The Concerto for Cello and Orchestra is a cello concerto by the Polish composer Witold Lutosławski. The work was commissioned by the Royal Philharmonic Society with support from the Calouste Gulbenkian Foundation. It received its world premiere at the Royal Festival Hall on October 14, 1970, by the cellist Mstislav Rostropovich (to whom the piece is dedicated) and the Bournemouth Symphony Orchestra under the direction of Edward Downes.

==Composition==

===Structure===
The concerto has a duration of roughly 24 minutes and is composed in four movements played without pause.

===Instrumentation===
The work is scored for solo cello and a large orchestra comprising three flutes (all doubling piccolo), three oboes, three clarinets (3rd doubling bass clarinet), three bassoons (3rd doubling contrabassoon), four horns, three trumpets, three trombones, tuba, timpani, percussion, piano, celesta, harp, and strings.

==Reception==
The cello concerto is one of Lutosławski's most celebrated works.
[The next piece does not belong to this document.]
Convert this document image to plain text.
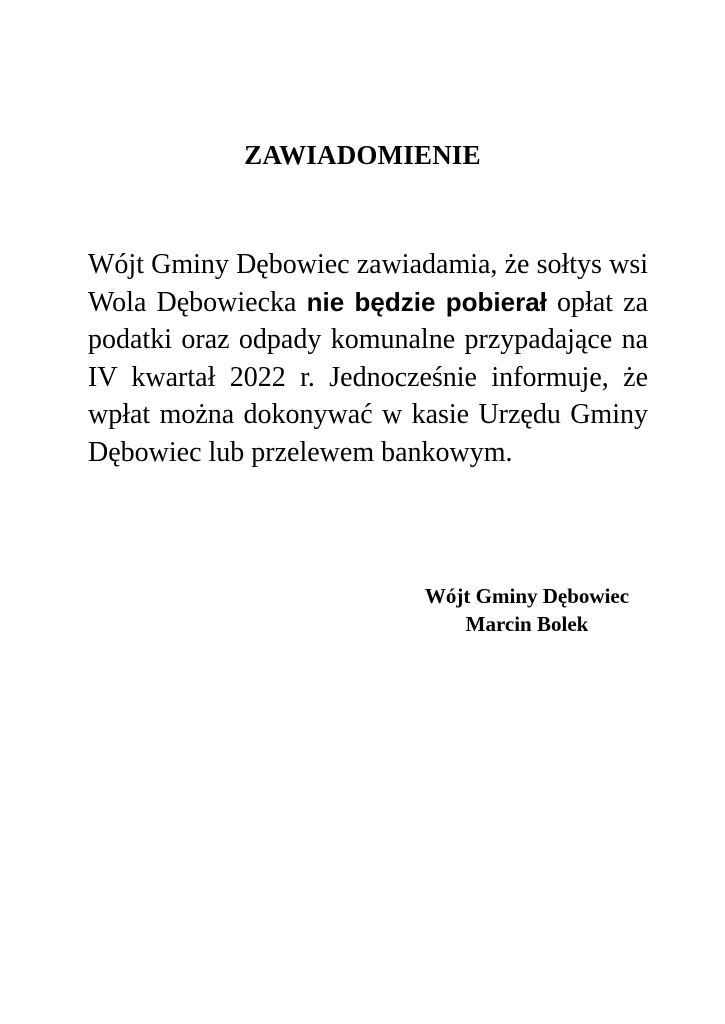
ZAWIADOMIENIE
Wójt Gminy Dębowiec zawiadamia, że sołtys wsi Wola Dębowiecka nie będzie pobierał opłat za podatki oraz odpady komunalne przypadające na IV kwartał 2022 r. Jednocześnie informuje, że wpłat można dokonywać w kasie Urzędu Gminy Dębowiec lub przelewem bankowym.
Wójt Gminy Dębowiec
Marcin Bolek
The music critic Andrew Clements of The Guardian called it "one of the Polish composer's greatest achievements". The writer Michael McManus similarly wrote, "I have always had a special affection for Witold Lutosławski's Cello Concerto. Like so many of his works, it is tautly composed, relatively short and full of contrasts. Intriguingly, it also strikes me as sitting to some degree outside the mainstream of his otherwise clear compositional phases, emanating from his most avant-garde period but somehow not fully belonging to it."